El lujo de vivir en un piso jaula de 11 metros por 1.900 euros al mes

Hong Kong es una de las ciudades más densamente pobladas del mundo y de las más caras para vivir

A estas alturas de la vida, a ningún joven le sorprenderá pagar un riñón y parte del otro por una mísera habitación en un piso compartido con otros precarios. Sí, esos que están tan jodidos de pasta como tú y a los que apenas podrás saludar cuando corran de la nevera a su cuarto a mitad de la noche. Porque a la lotería de compartir piso con personas que no sean sociópatas en potencia se le une la casi completa imposibilidad de acceder a un piso para ti solit@. 

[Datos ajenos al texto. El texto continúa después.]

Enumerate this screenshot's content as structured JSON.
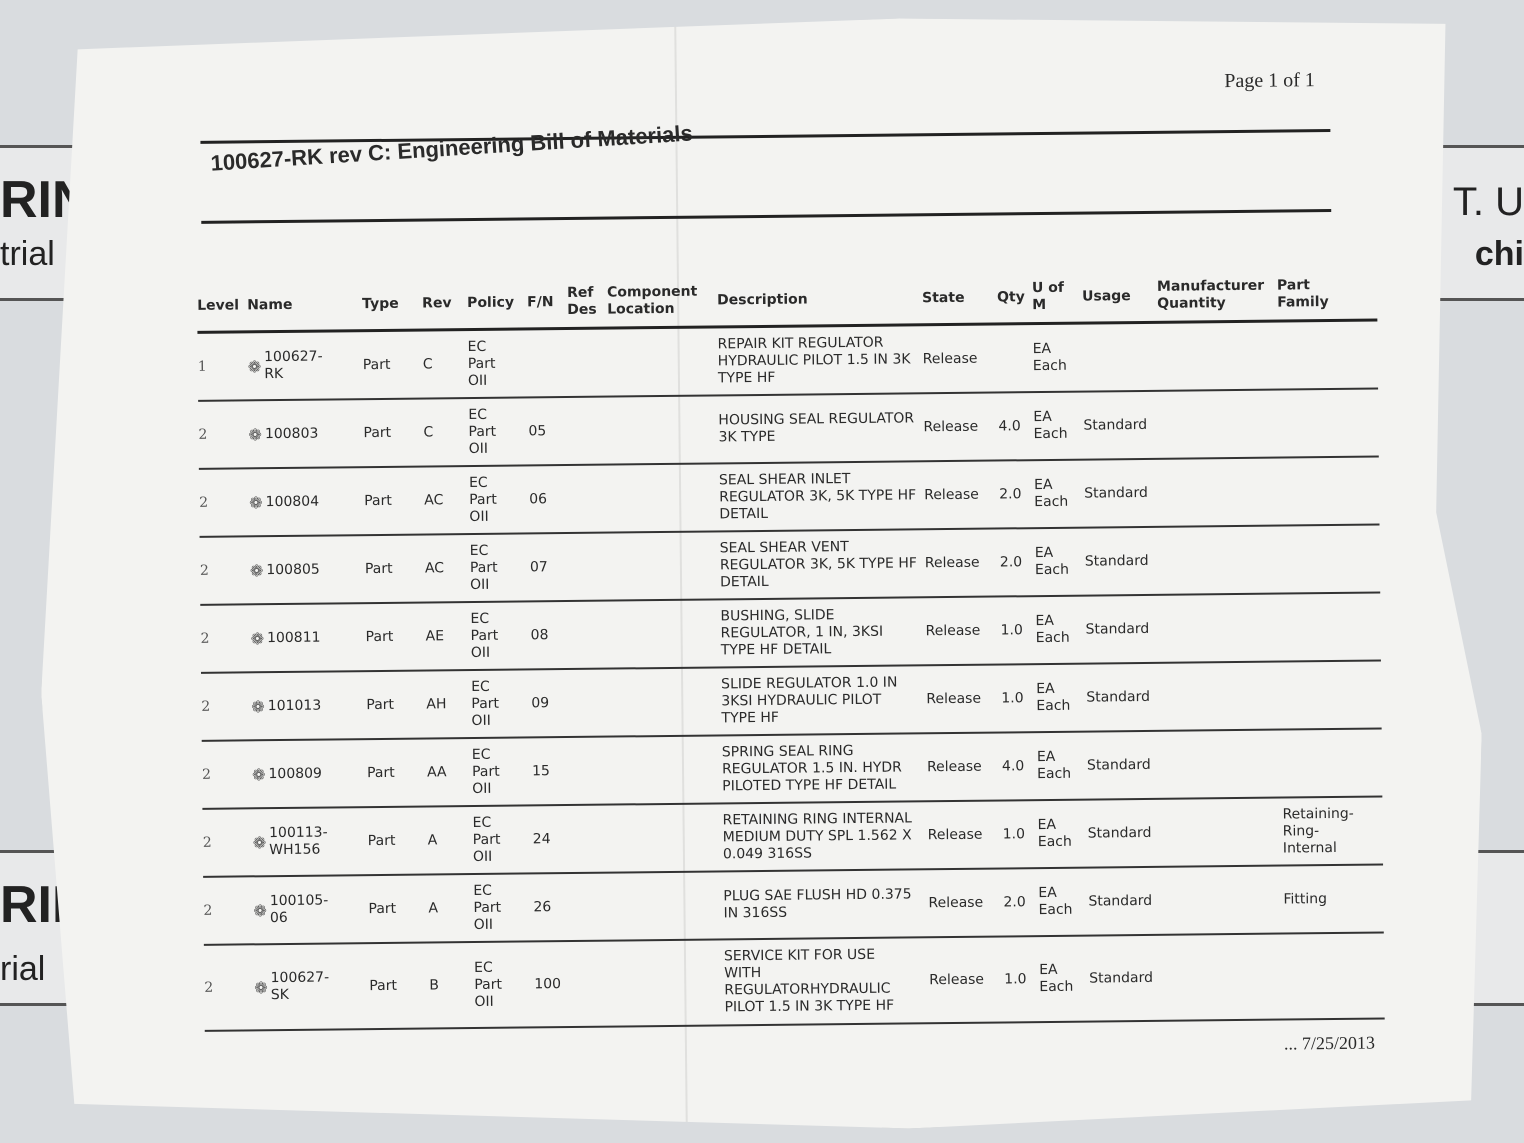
{
  "background": {
    "left_top": "RIN",
    "left_top2": "trial",
    "right_top": "T. U",
    "right_top2": "chi",
    "left_bottom": "RIN",
    "left_bottom2": "rial"
  },
  "page_label": "Page 1 of 1",
  "title": "100627-RK rev C: Engineering Bill of Materials",
  "columns": [
    "Level",
    "Name",
    "Type",
    "Rev",
    "Policy",
    "F/N",
    "Ref\nDes",
    "Component\nLocation",
    "Description",
    "State",
    "Qty",
    "U of\nM",
    "Usage",
    "Manufacturer\nQuantity",
    "Part\nFamily"
  ],
  "rows": [
    {
      "level": "1",
      "name": "100627-\nRK",
      "type": "Part",
      "rev": "C",
      "policy": "EC\nPart\nOII",
      "fn": "",
      "refdes": "",
      "loc": "",
      "desc": "REPAIR KIT REGULATOR\nHYDRAULIC PILOT 1.5 IN 3K\nTYPE HF",
      "state": "Release",
      "qty": "",
      "uom": "EA\nEach",
      "usage": "",
      "mfq": "",
      "family": ""
    },
    {
      "level": "2",
      "name": "100803",
      "type": "Part",
      "rev": "C",
      "policy": "EC\nPart\nOII",
      "fn": "05",
      "refdes": "",
      "loc": "",
      "desc": "HOUSING SEAL REGULATOR\n3K TYPE",
      "state": "Release",
      "qty": "4.0",
      "uom": "EA\nEach",
      "usage": "Standard",
      "mfq": "",
      "family": ""
    },
    {
      "level": "2",
      "name": "100804",
      "type": "Part",
      "rev": "AC",
      "policy": "EC\nPart\nOII",
      "fn": "06",
      "refdes": "",
      "loc": "",
      "desc": "SEAL SHEAR INLET\nREGULATOR 3K, 5K TYPE HF\nDETAIL",
      "state": "Release",
      "qty": "2.0",
      "uom": "EA\nEach",
      "usage": "Standard",
      "mfq": "",
      "family": ""
    },
    {
      "level": "2",
      "name": "100805",
      "type": "Part",
      "rev": "AC",
      "policy": "EC\nPart\nOII",
      "fn": "07",
      "refdes": "",
      "loc": "",
      "desc": "SEAL SHEAR VENT\nREGULATOR 3K, 5K TYPE HF\nDETAIL",
      "state": "Release",
      "qty": "2.0",
      "uom": "EA\nEach",
      "usage": "Standard",
      "mfq": "",
      "family": ""
    },
    {
      "level": "2",
      "name": "100811",
      "type": "Part",
      "rev": "AE",
      "policy": "EC\nPart\nOII",
      "fn": "08",
      "refdes": "",
      "loc": "",
      "desc": "BUSHING, SLIDE\nREGULATOR, 1 IN, 3KSI\nTYPE HF DETAIL",
      "state": "Release",
      "qty": "1.0",
      "uom": "EA\nEach",
      "usage": "Standard",
      "mfq": "",
      "family": ""
    },
    {
      "level": "2",
      "name": "101013",
      "type": "Part",
      "rev": "AH",
      "policy": "EC\nPart\nOII",
      "fn": "09",
      "refdes": "",
      "loc": "",
      "desc": "SLIDE REGULATOR 1.0 IN\n3KSI HYDRAULIC PILOT\nTYPE HF",
      "state": "Release",
      "qty": "1.0",
      "uom": "EA\nEach",
      "usage": "Standard",
      "mfq": "",
      "family": ""
    },
    {
      "level": "2",
      "name": "100809",
      "type": "Part",
      "rev": "AA",
      "policy": "EC\nPart\nOII",
      "fn": "15",
      "refdes": "",
      "loc": "",
      "desc": "SPRING SEAL RING\nREGULATOR 1.5 IN. HYDR\nPILOTED TYPE HF DETAIL",
      "state": "Release",
      "qty": "4.0",
      "uom": "EA\nEach",
      "usage": "Standard",
      "mfq": "",
      "family": ""
    },
    {
      "level": "2",
      "name": "100113-\nWH156",
      "type": "Part",
      "rev": "A",
      "policy": "EC\nPart\nOII",
      "fn": "24",
      "refdes": "",
      "loc": "",
      "desc": "RETAINING RING INTERNAL\nMEDIUM DUTY SPL 1.562 X\n0.049 316SS",
      "state": "Release",
      "qty": "1.0",
      "uom": "EA\nEach",
      "usage": "Standard",
      "mfq": "",
      "family": "Retaining-\nRing-\nInternal"
    },
    {
      "level": "2",
      "name": "100105-\n06",
      "type": "Part",
      "rev": "A",
      "policy": "EC\nPart\nOII",
      "fn": "26",
      "refdes": "",
      "loc": "",
      "desc": "PLUG SAE FLUSH HD 0.375\nIN 316SS",
      "state": "Release",
      "qty": "2.0",
      "uom": "EA\nEach",
      "usage": "Standard",
      "mfq": "",
      "family": "Fitting"
    },
    {
      "level": "2",
      "name": "100627-\nSK",
      "type": "Part",
      "rev": "B",
      "policy": "EC\nPart\nOII",
      "fn": "100",
      "refdes": "",
      "loc": "",
      "desc": "SERVICE KIT FOR USE\nWITH\nREGULATORHYDRAULIC\nPILOT 1.5 IN 3K TYPE HF",
      "state": "Release",
      "qty": "1.0",
      "uom": "EA\nEach",
      "usage": "Standard",
      "mfq": "",
      "family": ""
    }
  ],
  "footer_date": "... 7/25/2013",
  "icons": {
    "part_icon": "assembly-part-icon"
  }
}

En ciudades como Madrid o Barcelona encontrar algo por menos de 800 euros al mes se ha convertido en una utopía y, si realmente tienes suerte, será un piso amueblado como una película de Almodóvar, con una cocina con más mugre que un programa de Chicote y con un cuarto de baño rollo sala de torturas de la Inquisición. Dicho esto, el nivel de precariedad habitacional al que nos enfrentamos los jóvenes en España palidece frente a las cajas de zapatos con puertas de Hong Kong.

Una cama, un armario y para de contar porque 11,9 metros cuadrados no dan para mucho más. Pero agárrate que viene el infartito: vivir en un minipiso de la excolonia británica cuesta 250.000 euros o, si no te apetece comprarte el ‘chollazo’, el alquiler te saldrá por 1.900 euretes al mes. Básicamente, se trata de uno de los casos de gentrificación más extremos del mundo y, como apuntan desde el diario South China Morning Post, tiene su máxima expresión en la llamada torre AVA 282.

En este gigantesco bloque de 22 alturas situado en pleno barrio de Kowloon, uno de los más densamente poblados del planeta, podrías alojarte en uno de los 160 apartamentos de entre 11,9 y 23,1 metros cuadrados. Auténticos pisos jaula de lujo. Pero antes de que la claustrofobia acabe con tus nervios, los majetes de Magic Sight Holdings, la promotora que ha llevado a cabo esta maravilla de la precariedad, afirman orgullosos que los pisos más pequeños contarán con un minibalcón en el que tendrás que elegir entre colocar una maceta o una silla.

“Pondrán a prueba el límite de lo que el mercado considera habitable”, se recordaba en las páginas del diario hongkonés transmitiendo el malestar que ha generado en la sociedad de la megalópolis más cara del mundo que la promotora haya decidido cruzar la frontera entre lo funcional y lo denigrante. Un ejemplo surreal que recuerda al proyecto de los pisos colmena que se presentó hace unos meses en Barcelona y que, por suerte, fue bloqueado por el ayuntamiento de Ada Colau.

De hecho, en Hong Kong los jóvenes hacen fila para conseguir pisos de protección oficial.

Sin embargo, la auténtica realidad de Hong Kong resulta mucho más catastrófica que unos cuantos apartamentos a los que solo podrán acceder los más adinerados. En la ciudad de 7,5 millones de habitantes al menos 200.000 personas —y unos 40.000 niños— viven en los llamados pisos ataúd, zulos de entre 1,5 y 9 metros cuadrados y que fueron retratados en la serie fotográfica de Benny Lam, Trapped (Atrapados). 

Ojalá esas imágenes de horror pronto sean cosa del pasado, aunque viendo las ideas de estos promotores el futuro no pinta demasiado espacioso para los jóvenes.